Lui-même, né en 1933 à Genève, est venu au théâtre par les Beaux-Arts.
Lorsqu’il crée ses premiers décors de scène, il n’a qu’une vingtaine
d’années. En parallèle, il commence à jouer: dans Oncle Vania
de Tchekhov, par exemple. Près de 50 ans plus tard, le nom de l’auteur
russe résonne à nouveau dans la chambre modeste au confort presque
étudiant, avec celui d’autres auteurs aimés (Chessex, Rimbaud,
Beckett): Michel Viala s’en inspire lorsqu’il passe, dans les années
soixante, à l’écriture et à la mise en scène.
La Suisse au vitriol
Dans
un grand rire, l’auteur désigne maintenant une bouillotte au fourreau
rouge et à croix suisse. Un cadeau plein d’ironie pour celui qui a si
souvent traité la Suisse au vitriol et dont La Clinique du Docteur Helvetius
(1968), qui compare le système helvétique à un asile d’aliénés et
raille la neutralité, fut interdite par les autorités subventionnantes.

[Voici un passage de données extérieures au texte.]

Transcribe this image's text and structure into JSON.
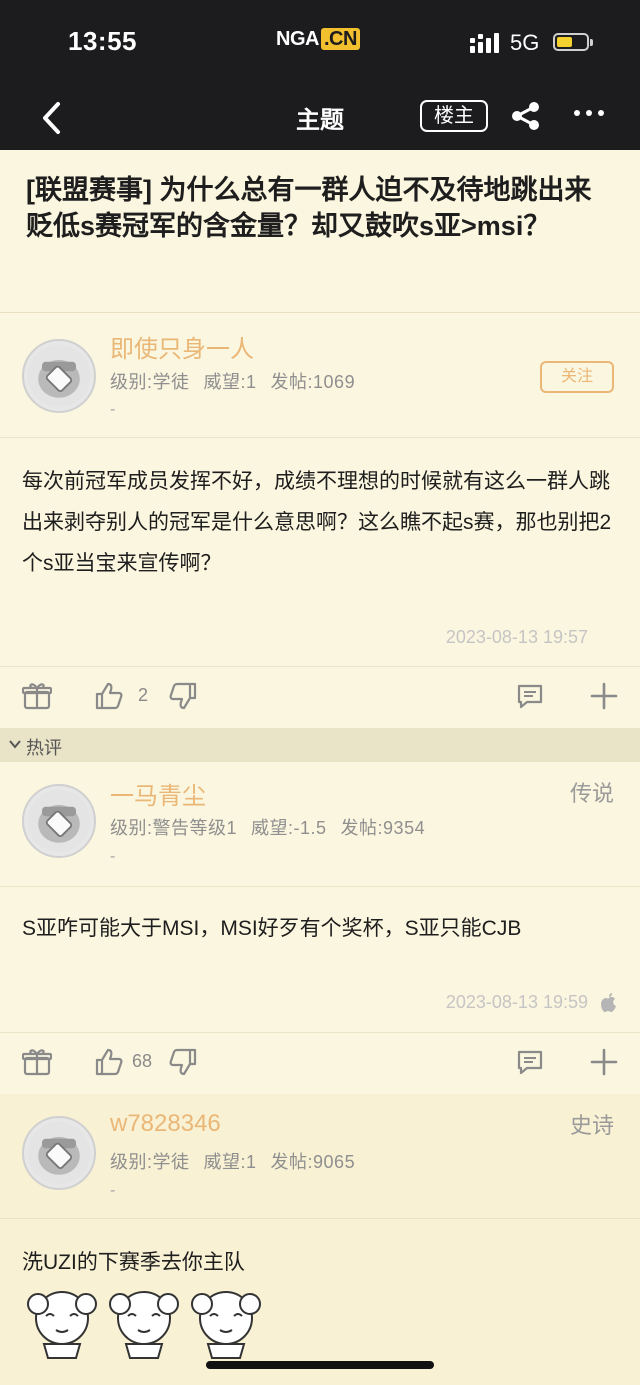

Au début des années septante, Viala contribue à fonder le Groupe
d’Olten, avec Max Frisch et Friedrich Dürrenmatt, en réaction au
conservatisme de la Société des écrivains suisses. Au cours de sa
longue carrière (sa première pièce est diffusée à la radio en 1963), il
semble avoir tout exploré: l’indigence du couple (Vacances) comme l’amour passionné et meurtrier (Hans Baldung Grien), les tragédies personnelles (IL) comme celles que précipitent la société (Chômage), l’horreur de la guerre (Datura ou la guerre est inexplicable) et le cynisme du pouvoir (Le Bunker). Tous ces textes-là, une vingtaine, sont aujourd’hui disponibles dans les deux volumes de Théâtre incomplet publiés cet automne aux éditions Campiche. Théâtre incomplet?
D’abord parce que l’auteur écrit toujours. Mais aussi parce que bien
des textes sont devenus introuvables. «Je ne me prends pas trop au
sérieux, vous savez», lance-t-il en guise d’explication, jouant avec
les bagues de sa main droite. L’éditeur a ainsi réuni maints écrits
égarés ou inédits. Jusqu’ici, seules vingt-cinq pièces de théâtre
avaient été imprimées et diffusées aléatoirement. Si la palette
de thèmes abordés est vaste, l’approche a de la constance: en homme de
théâtre venu des petites scènes, Michel Viala construit le sens à coups
de répliques souvent brèves, éclats de vie tranchants et dénués de cet
intellectualisme qu’il déteste, à l’image d’un Beckett dont il admire
l’économie de moyens. Et d’assener: «Les patchworks compliqués et
intellectuels d’aujourd’hui sont méprisables!» Pour parler du «miracle
du théâtre» non plus, il n’use pas de grands mots: «C’est... je ne sais
pas, moi, quand le message passe, quoi» dit-il de sa voix où vibre
encore chaque mot, comme jadis sur les scènes.
Mille vies superposées
Mais la vie coule trop fort dans ces veines-là pour tenir entre les
berges étroites d’une seule forme de création: Michel Viala cumule
scénarios, romans, poèmes et monologues lyriques comme l’émouvant Par Dieu, qu’on me laisse rentrer chez moi (1979); pour celui-ci, il choisit le décasyllabe, s’inspirant de la célèbre épopée en langue d’oc de la Chanson de Roland.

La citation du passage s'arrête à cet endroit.